My Christian faith, increasingly, has assumed greater importance as the central focusing component of my life -- providing the raison d'etre and cornerstone for living. My faith journey has shaped my commitment to working for a just world and provided a source of support and strength for the day-to-day struggles of life. A recent highlight of the journey: recognition by the Presbyterian Church (U.S.A.) in New York City of my qualifications to serve congregations as a Lay Pastor.
Baptized as an infant, my faith journey started long before I became a committed Christian -- which occurred in the mid 1970s followingtravels with my cousin Betsey in Europe for two weeks. Until then, the journey had been largely intellectual. In making a real commitment to a life in Christ, the journey took on important practical significance.
I remember my grandmother -- a staunchly religious woman -- telling me stories as a toddler about Jesus. As a child and youth, I learned the fundamentals of the Christian faith because my parents made sure I partcipated in Sunday School and a communicants class at age 12 that culminated in my "accepting Jesus Christ as my Lord and Savior" and becoming a Presbyterian (even though I really didn't understand what that meant and did so largely because my friends did). I have continued the denominational affiliation throughout life.
I attended worship services in our family's Presbyterian congregation regularly through high school, but considered a Christian community unnecessary during my undergraduate years in college. In college, however, I continued my intellectual journey in the faith in courses on the Gospels and the theologies of Dietrich Bonhoeffer and Tieard de Chardin -- studies that have informed my special understanding of Christianity and my faith.
In New York City, I returned to the institutional Church for a community I desperately needed in the midst loneliness, angst, and despair related to a life that centered around my job and a few friends from college who had also located in New York. As the Church addressed my need for community and a fuller/balanced life, it also forced me to examine serious questions: Was it possible to believe this foolishness about God becoming a man, dying on a cross as a sacrifice for the sins of humankind, and then rising from the dead and ascending into heaven -- triumphing over sin and death? And if I could believe it, how did I make sense of the words -- as literal fact or symbols that pointed to a profound, mysterious reality?

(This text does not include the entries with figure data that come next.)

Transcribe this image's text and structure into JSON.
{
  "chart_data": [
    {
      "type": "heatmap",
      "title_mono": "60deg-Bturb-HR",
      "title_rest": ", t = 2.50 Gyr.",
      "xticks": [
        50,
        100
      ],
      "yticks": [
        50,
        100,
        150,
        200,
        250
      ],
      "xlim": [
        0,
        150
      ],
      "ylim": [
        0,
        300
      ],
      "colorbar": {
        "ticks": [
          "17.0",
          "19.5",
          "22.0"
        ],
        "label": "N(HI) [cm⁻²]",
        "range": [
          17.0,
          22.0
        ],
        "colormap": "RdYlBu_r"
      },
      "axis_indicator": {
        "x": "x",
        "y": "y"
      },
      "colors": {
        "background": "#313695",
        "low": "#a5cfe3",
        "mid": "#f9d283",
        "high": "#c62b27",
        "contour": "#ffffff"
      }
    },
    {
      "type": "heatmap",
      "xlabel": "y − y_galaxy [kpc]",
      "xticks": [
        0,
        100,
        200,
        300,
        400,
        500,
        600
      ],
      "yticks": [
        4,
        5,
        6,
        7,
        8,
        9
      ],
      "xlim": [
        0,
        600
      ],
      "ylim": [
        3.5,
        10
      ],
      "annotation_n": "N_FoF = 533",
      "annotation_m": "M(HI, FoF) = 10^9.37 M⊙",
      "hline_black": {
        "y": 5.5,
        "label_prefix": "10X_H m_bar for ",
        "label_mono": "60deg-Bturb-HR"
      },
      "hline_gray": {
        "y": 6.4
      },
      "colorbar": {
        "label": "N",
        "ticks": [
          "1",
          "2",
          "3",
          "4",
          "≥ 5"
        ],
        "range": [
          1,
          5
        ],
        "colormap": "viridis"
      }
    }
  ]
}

Around the same time I was rediscovering the Church as community, I planned a trip to Europe to travel for two weeks with my cousin -- a French language student who had been studying in France during the summer of 1974. During her college years, Betsey -- who would probably still describe herself as a "born again Christian" -- and I had begun corresponding. A lot of our correspondence revolved around her newly found Christian faith and its impact on her life. Her enthusiasm and unquestioned certainty grounded in a Biblical literalism I could not accept both frightened me and intrtigued me. I tried to challenge her with hard questions. I wanted to travel with her and have an opportunity to explore more deeply with her whether or not I could ever be able to accept such simple, but profound faith.
I did not have a Damascus Road experience in Europe in the summer of 1974. Rather, I went home well into a Kierkagaardian "leap of faith" that didn't resolve the intellectual questions, but thrust me into a life in Christ that allowed me to accept the unanswered questions as mysteries beyond human reason. In practicing the faith, my faith has grown. In the words of Luther: "To obey is to believe. To believe is to obey." This is how I understand conversion -- a continuing process, not a sudden dramatic experience.

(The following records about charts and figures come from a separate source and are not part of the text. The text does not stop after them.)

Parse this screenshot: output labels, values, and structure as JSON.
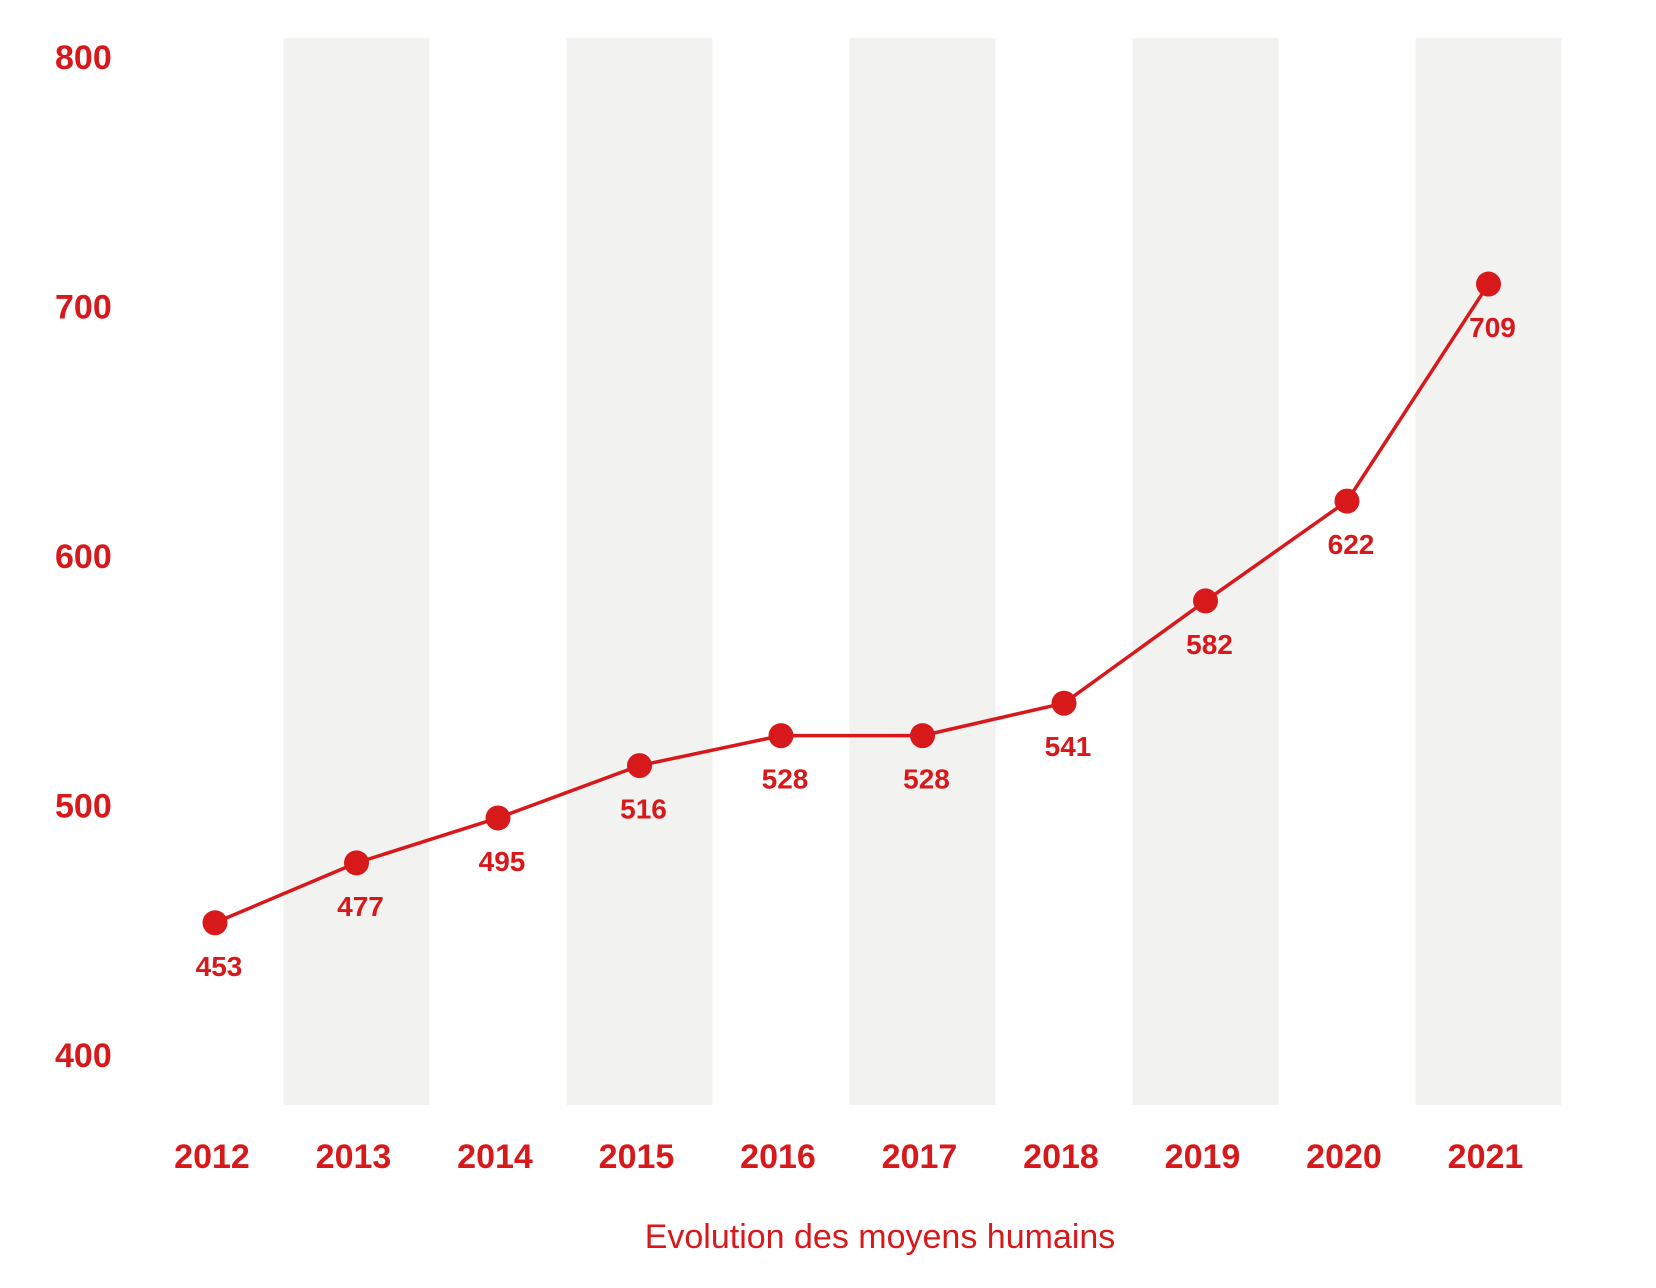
{
  "chart_data": {
    "type": "line",
    "title": "",
    "xlabel": "Evolution des moyens humains",
    "ylabel": "",
    "categories": [
      "2012",
      "2013",
      "2014",
      "2015",
      "2016",
      "2017",
      "2018",
      "2019",
      "2020",
      "2021"
    ],
    "series": [
      {
        "values": [
          453,
          477,
          495,
          516,
          528,
          528,
          541,
          582,
          622,
          709
        ]
      }
    ],
    "ylim": [
      400,
      800
    ],
    "yticks": [
      "800",
      "700",
      "600",
      "500",
      "400"
    ],
    "value_labels": [
      "453",
      "477",
      "495",
      "516",
      "528",
      "528",
      "541",
      "582",
      "622",
      "709"
    ],
    "grid": false,
    "legend": "none",
    "alternating_column_bands": true,
    "colors": {
      "accent": "#d7191c",
      "band": "#f2f2f0",
      "background": "#ffffff"
    }
  }
}
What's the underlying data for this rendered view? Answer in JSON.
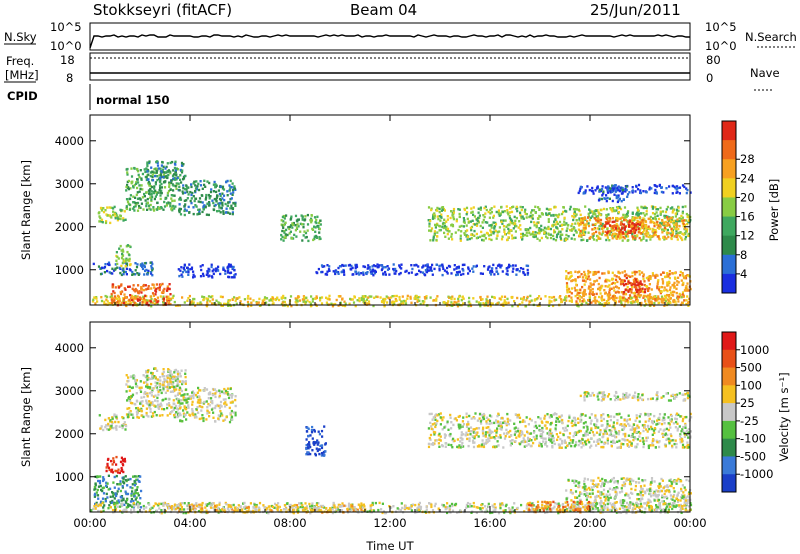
{
  "header": {
    "station": "Stokkseyri (fitACF)",
    "beam": "Beam 04",
    "date": "25/Jun/2011"
  },
  "strip_panels": {
    "nsky_label": "N.Sky",
    "nsky_ticks": [
      "10^5",
      "10^0"
    ],
    "nsearch_label": "N.Search",
    "nsearch_ticks": [
      "10^5",
      "10^0"
    ],
    "freq_label": "Freq.",
    "freq_unit": "[MHz]",
    "freq_ticks": [
      "18",
      "8"
    ],
    "nave_label": "Nave",
    "nave_ticks": [
      "80",
      "0"
    ],
    "cpid_label": "CPID",
    "cpid_value": "normal 150"
  },
  "chart_data": [
    {
      "type": "heatmap",
      "name": "power",
      "ylabel": "Slant Range [km]",
      "yticks": [
        1000,
        2000,
        3000,
        4000
      ],
      "ylim": [
        180,
        4600
      ],
      "xlim": [
        0,
        24
      ],
      "xticks": [
        "00:00",
        "04:00",
        "08:00",
        "12:00",
        "16:00",
        "20:00",
        "00:00"
      ],
      "colorbar": {
        "label": "Power [dB]",
        "ticks": [
          "4",
          "8",
          "12",
          "16",
          "20",
          "24",
          "28"
        ],
        "colors": [
          "#1a2fe0",
          "#2b6fd6",
          "#2e8a4a",
          "#3fa85f",
          "#88cc44",
          "#f0d020",
          "#f7a020",
          "#ef6a1a",
          "#e02818"
        ]
      },
      "regions": [
        {
          "t0": 0.3,
          "t1": 1.4,
          "r0": 2100,
          "r1": 2500,
          "level": 4
        },
        {
          "t0": 1.4,
          "t1": 3.5,
          "r0": 2400,
          "r1": 3400,
          "level": 3
        },
        {
          "t0": 2.2,
          "t1": 3.8,
          "r0": 3100,
          "r1": 3550,
          "level": 2
        },
        {
          "t0": 3.5,
          "t1": 5.8,
          "r0": 2300,
          "r1": 3100,
          "level": 2
        },
        {
          "t0": 7.6,
          "t1": 9.2,
          "r0": 1700,
          "r1": 2300,
          "level": 3
        },
        {
          "t0": 0.1,
          "t1": 2.5,
          "r0": 900,
          "r1": 1200,
          "level": 1
        },
        {
          "t0": 1.0,
          "t1": 1.6,
          "r0": 1100,
          "r1": 1600,
          "level": 4
        },
        {
          "t0": 3.5,
          "t1": 5.8,
          "r0": 850,
          "r1": 1150,
          "level": 0
        },
        {
          "t0": 9.0,
          "t1": 17.5,
          "r0": 900,
          "r1": 1150,
          "level": 0
        },
        {
          "t0": 0.0,
          "t1": 24.0,
          "r0": 180,
          "r1": 420,
          "level": 5
        },
        {
          "t0": 0.8,
          "t1": 3.2,
          "r0": 200,
          "r1": 700,
          "level": 7
        },
        {
          "t0": 13.5,
          "t1": 24.0,
          "r0": 1700,
          "r1": 2500,
          "level": 4
        },
        {
          "t0": 19.5,
          "t1": 23.8,
          "r0": 1750,
          "r1": 2250,
          "level": 6
        },
        {
          "t0": 20.5,
          "t1": 22.0,
          "r0": 1850,
          "r1": 2150,
          "level": 8
        },
        {
          "t0": 19.0,
          "t1": 24.0,
          "r0": 250,
          "r1": 1000,
          "level": 6
        },
        {
          "t0": 21.2,
          "t1": 22.2,
          "r0": 500,
          "r1": 850,
          "level": 8
        },
        {
          "t0": 19.5,
          "t1": 24.0,
          "r0": 2800,
          "r1": 3000,
          "level": 0
        },
        {
          "t0": 20.3,
          "t1": 21.5,
          "r0": 2600,
          "r1": 3000,
          "level": 1
        }
      ]
    },
    {
      "type": "heatmap",
      "name": "velocity",
      "ylabel": "Slant Range [km]",
      "yticks": [
        1000,
        2000,
        3000,
        4000
      ],
      "ylim": [
        180,
        4600
      ],
      "xlim": [
        0,
        24
      ],
      "xticks": [
        "00:00",
        "04:00",
        "08:00",
        "12:00",
        "16:00",
        "20:00",
        "00:00"
      ],
      "xlabel": "Time UT",
      "colorbar": {
        "label": "Velocity [m s⁻¹]",
        "ticks": [
          "1000",
          "500",
          "100",
          "25",
          "-25",
          "-100",
          "-500",
          "-1000"
        ],
        "colors": [
          "#1a3fc8",
          "#3a7ad8",
          "#2e8a4a",
          "#55c040",
          "#c8c8c8",
          "#f5c020",
          "#f08a20",
          "#e85018",
          "#e01818"
        ]
      },
      "regions": [
        {
          "t0": 0.3,
          "t1": 1.4,
          "r0": 2100,
          "r1": 2500,
          "level": 4
        },
        {
          "t0": 1.4,
          "t1": 3.5,
          "r0": 2400,
          "r1": 3400,
          "level": 4
        },
        {
          "t0": 2.2,
          "t1": 3.8,
          "r0": 3100,
          "r1": 3550,
          "level": 4
        },
        {
          "t0": 3.5,
          "t1": 5.8,
          "r0": 2300,
          "r1": 3100,
          "level": 4
        },
        {
          "t0": 8.6,
          "t1": 9.4,
          "r0": 1500,
          "r1": 2200,
          "level": 0
        },
        {
          "t0": 0.6,
          "t1": 1.4,
          "r0": 1100,
          "r1": 1500,
          "level": 8
        },
        {
          "t0": 0.1,
          "t1": 2.0,
          "r0": 300,
          "r1": 1050,
          "level": 2
        },
        {
          "t0": 0.0,
          "t1": 24.0,
          "r0": 180,
          "r1": 420,
          "level": 4
        },
        {
          "t0": 3.0,
          "t1": 11.0,
          "r0": 190,
          "r1": 380,
          "level": 5
        },
        {
          "t0": 13.5,
          "t1": 24.0,
          "r0": 1700,
          "r1": 2500,
          "level": 4
        },
        {
          "t0": 19.0,
          "t1": 24.0,
          "r0": 250,
          "r1": 1000,
          "level": 4
        },
        {
          "t0": 17.5,
          "t1": 20.0,
          "r0": 200,
          "r1": 450,
          "level": 6
        },
        {
          "t0": 19.5,
          "t1": 24.0,
          "r0": 2800,
          "r1": 3000,
          "level": 4
        }
      ]
    }
  ]
}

If there was any sudden turning point on my faith journey, it was the decision to leap into a life in Christ characterized by doing justice, loving mercy, and walking humbly with God -- and leaving the intellectual questions behind as secondary issues. Initially for me, leaping into a life in Christ met committment to a Christian community that sought to be the resurrected Christ in the world by working for transformation of society's unjust socio-economic structures as an advocate for decent affordable housing as a right of all people, schools responsive and responsible to communities, destruction of nuclear weapons, acceptance of lesbian and gay persons, among other social issues. As I have grown in the faith, disciplined prayer and meditation in which I find direction and sustenance for living have become equally important as my outward journey as a mission-oriented disciple of Christ.

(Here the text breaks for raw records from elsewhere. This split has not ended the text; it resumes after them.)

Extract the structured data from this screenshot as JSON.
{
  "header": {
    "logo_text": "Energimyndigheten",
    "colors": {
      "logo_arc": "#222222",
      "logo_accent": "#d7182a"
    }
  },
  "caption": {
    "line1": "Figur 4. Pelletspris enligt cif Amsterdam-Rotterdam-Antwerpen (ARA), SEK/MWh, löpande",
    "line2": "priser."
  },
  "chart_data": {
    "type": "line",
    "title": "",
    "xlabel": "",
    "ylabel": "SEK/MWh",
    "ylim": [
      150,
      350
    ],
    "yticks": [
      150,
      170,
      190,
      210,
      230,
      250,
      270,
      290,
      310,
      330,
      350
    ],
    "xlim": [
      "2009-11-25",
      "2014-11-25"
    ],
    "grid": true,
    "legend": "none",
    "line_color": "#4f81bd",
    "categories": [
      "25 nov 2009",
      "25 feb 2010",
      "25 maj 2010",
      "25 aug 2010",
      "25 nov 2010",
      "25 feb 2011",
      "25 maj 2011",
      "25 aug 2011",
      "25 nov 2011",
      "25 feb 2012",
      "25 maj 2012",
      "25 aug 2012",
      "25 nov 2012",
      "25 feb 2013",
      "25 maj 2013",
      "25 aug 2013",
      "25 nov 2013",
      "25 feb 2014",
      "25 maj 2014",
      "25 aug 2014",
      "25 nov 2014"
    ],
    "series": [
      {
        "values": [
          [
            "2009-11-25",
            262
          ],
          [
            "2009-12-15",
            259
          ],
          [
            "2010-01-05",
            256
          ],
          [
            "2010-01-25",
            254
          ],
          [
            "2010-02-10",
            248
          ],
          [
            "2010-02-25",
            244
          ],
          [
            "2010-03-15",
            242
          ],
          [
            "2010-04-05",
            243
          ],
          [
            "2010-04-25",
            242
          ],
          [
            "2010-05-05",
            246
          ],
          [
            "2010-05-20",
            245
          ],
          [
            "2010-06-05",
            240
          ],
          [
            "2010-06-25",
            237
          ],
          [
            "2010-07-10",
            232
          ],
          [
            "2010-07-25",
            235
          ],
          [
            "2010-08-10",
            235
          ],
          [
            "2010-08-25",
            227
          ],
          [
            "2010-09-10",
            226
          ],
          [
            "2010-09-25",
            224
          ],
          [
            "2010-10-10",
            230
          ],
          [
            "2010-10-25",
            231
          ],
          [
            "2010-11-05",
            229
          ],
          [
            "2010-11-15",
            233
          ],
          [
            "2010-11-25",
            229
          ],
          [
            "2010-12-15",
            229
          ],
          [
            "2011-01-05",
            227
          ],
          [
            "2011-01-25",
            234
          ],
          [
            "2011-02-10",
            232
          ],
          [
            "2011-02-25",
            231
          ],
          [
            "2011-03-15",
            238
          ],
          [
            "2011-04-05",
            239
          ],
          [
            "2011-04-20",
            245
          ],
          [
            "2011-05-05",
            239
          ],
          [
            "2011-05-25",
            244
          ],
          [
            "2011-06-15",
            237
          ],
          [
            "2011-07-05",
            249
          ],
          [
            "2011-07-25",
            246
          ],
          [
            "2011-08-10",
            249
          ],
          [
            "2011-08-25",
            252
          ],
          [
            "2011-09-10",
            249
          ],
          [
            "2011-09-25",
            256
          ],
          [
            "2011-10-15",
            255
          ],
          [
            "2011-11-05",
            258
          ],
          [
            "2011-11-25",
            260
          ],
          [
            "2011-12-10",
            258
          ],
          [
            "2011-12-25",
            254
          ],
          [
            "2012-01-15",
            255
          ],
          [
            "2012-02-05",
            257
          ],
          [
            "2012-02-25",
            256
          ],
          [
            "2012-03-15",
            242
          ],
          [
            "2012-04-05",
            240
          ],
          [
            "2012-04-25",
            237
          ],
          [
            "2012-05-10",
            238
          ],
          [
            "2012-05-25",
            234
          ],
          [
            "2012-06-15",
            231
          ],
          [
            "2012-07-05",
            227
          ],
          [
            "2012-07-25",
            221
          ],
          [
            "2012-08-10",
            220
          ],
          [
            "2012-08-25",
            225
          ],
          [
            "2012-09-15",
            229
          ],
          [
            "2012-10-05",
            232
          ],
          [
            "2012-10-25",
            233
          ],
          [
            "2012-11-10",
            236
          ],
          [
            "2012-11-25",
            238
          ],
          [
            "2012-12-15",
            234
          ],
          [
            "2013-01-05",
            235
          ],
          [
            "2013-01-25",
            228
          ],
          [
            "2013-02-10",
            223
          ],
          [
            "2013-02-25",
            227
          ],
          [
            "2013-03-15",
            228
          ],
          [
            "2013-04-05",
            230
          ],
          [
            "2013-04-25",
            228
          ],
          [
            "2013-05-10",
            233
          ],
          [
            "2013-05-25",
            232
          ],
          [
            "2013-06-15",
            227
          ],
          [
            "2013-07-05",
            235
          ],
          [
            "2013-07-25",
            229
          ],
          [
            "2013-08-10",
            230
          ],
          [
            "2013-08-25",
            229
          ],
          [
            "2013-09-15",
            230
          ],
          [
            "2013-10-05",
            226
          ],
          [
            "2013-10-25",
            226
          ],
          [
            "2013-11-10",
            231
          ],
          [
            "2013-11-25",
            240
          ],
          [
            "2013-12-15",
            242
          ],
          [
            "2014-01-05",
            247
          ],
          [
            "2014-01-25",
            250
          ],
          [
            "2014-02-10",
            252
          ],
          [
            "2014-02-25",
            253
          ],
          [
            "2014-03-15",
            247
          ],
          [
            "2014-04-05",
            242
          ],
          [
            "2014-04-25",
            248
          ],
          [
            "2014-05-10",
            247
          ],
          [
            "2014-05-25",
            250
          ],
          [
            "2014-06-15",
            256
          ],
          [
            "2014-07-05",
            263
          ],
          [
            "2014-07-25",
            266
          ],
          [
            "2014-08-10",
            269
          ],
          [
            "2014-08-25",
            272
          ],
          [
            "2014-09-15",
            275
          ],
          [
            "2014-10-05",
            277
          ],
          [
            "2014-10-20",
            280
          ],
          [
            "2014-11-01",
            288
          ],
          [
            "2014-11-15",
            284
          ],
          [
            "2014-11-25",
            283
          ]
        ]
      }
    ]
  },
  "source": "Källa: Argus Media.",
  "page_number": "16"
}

Theologically, I have come to understand God as the essential Love that is the ground of all being and that through grace, as we believe, we experience as acceptance in spite of our flawed natures; Jesus the Christ as the historical incarnation of this essential Love who through his life and teachings showed us how to live and enjoy creation as the Creator intended -- namely, by doing justice, loving kindness, and walking humbly with God; the Holy Spirit as the empowering presence of God that surrounds us and enables us to live as God requires. In the mystery of the resurrection, we have proof that God's intention for creation prevails -- for Christ, indeed, lives in spite of his unjust crucifixion caused by the sin of humankind.